Il film parte bene, con lo stile e l’atmosfera di un dramma intimista di ispirazione truffautiana, aggrovigliandosi in seguitosu se stesso, girando a vuoto, nell’incertezza di una storia che si mantiene in bilico tra commedia e dramma, tra moralismo e scandalo. Il punto di luce e di forza, il nucleo propulsore e catalizzatore del racconto è senz’ombra di dubbio “elle”, Michelle-Isabelle Huppert, binomio indissolubile, gran carattere d’attrice-personaggio, motivo d’attrazione e significato ultimo della narrazione.

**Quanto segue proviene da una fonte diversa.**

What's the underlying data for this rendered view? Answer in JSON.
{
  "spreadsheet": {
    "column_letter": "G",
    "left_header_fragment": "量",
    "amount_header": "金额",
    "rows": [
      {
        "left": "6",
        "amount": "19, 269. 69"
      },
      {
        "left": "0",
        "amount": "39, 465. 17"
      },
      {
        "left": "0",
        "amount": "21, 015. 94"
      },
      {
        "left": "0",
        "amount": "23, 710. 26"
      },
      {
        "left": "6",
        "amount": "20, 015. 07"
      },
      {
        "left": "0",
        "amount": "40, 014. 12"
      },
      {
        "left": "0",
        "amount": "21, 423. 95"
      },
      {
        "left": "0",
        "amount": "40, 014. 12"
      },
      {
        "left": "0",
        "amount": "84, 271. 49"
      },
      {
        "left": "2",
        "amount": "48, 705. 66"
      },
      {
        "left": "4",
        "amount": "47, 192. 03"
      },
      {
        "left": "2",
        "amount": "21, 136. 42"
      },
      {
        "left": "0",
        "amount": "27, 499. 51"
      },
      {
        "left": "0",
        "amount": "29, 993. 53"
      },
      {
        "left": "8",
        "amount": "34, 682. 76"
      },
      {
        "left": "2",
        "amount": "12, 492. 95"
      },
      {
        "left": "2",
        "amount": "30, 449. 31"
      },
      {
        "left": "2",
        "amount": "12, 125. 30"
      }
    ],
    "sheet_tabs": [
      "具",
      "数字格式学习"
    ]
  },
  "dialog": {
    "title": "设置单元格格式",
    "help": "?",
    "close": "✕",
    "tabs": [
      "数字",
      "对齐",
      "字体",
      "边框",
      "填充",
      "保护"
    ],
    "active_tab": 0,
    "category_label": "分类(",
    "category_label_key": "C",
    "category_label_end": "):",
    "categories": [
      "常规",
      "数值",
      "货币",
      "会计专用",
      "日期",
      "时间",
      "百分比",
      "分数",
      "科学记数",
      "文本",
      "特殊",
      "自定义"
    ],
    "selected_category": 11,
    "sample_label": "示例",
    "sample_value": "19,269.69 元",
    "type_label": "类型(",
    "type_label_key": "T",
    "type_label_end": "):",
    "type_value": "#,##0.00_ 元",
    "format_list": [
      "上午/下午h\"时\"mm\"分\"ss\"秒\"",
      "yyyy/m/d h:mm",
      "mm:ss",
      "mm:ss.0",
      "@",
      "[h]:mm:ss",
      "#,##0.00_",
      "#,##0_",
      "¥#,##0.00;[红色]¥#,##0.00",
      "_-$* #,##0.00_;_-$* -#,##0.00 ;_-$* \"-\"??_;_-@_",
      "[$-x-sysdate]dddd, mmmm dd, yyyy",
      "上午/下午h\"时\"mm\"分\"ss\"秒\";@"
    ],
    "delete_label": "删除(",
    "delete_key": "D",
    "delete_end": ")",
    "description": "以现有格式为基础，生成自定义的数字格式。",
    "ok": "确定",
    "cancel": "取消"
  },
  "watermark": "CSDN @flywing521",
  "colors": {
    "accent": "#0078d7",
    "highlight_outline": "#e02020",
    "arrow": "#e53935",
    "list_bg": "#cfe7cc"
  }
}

Dopo una lunga malattia, e dopo il racconto – poetico e terribile insieme – della Grande Guerra ne torneranno i prati (2014), riapproda alla regia un vero e proprio Maestro del cinema, Ermanno Olmi, con vedete, sono uno di voi (in programmazione al Cinema Teatro Macalle’ di Castelceriolo), documentario dedicato alla figura del cardinale Carlo Maria Martini. Olmi firma regia, sceneggiatura e voce fuori campo, che narra come in prima persona la vicenda umana e religiosa dell’arcivescovo di Milano; insieme alla sua voce c’è anche quella di Marco Garonzio, giornalista del Corriere della Sera che ha seguito per anni la parabola di Martini, e che qui troviamo anche nel ruolo di co-sceneggiatore. Il film, pur nel consueto rigore figurativo e contenutistico consueto del regista bergamasco, è animato da un profondo, intenso afflato religioso, reso manifesto dalla fotografia di Fabio Olmi, come dalle musiche verdiane associate a quelle composte per l’occasione da Fabio Vacchi e Paolo Fresu. Il cardinal Martini emerge a tutto tondo dal racconto, a rilievo sullo sfondo del terrorismo, degli anni di piombo, della crisi economica, della corruzione e di tutti i mali d’Italia e del mondo, con uno spessore umano, prima ancora che spirituale. Eleganza, saggezza di un grande vecchio di cinema e vita, il quale giustifica, per la seconda volta, la sua scelta di scrivere il titolo del film in lettere minuscole con una cogente motivazione: “perché i maiuscoli danno fastidio”.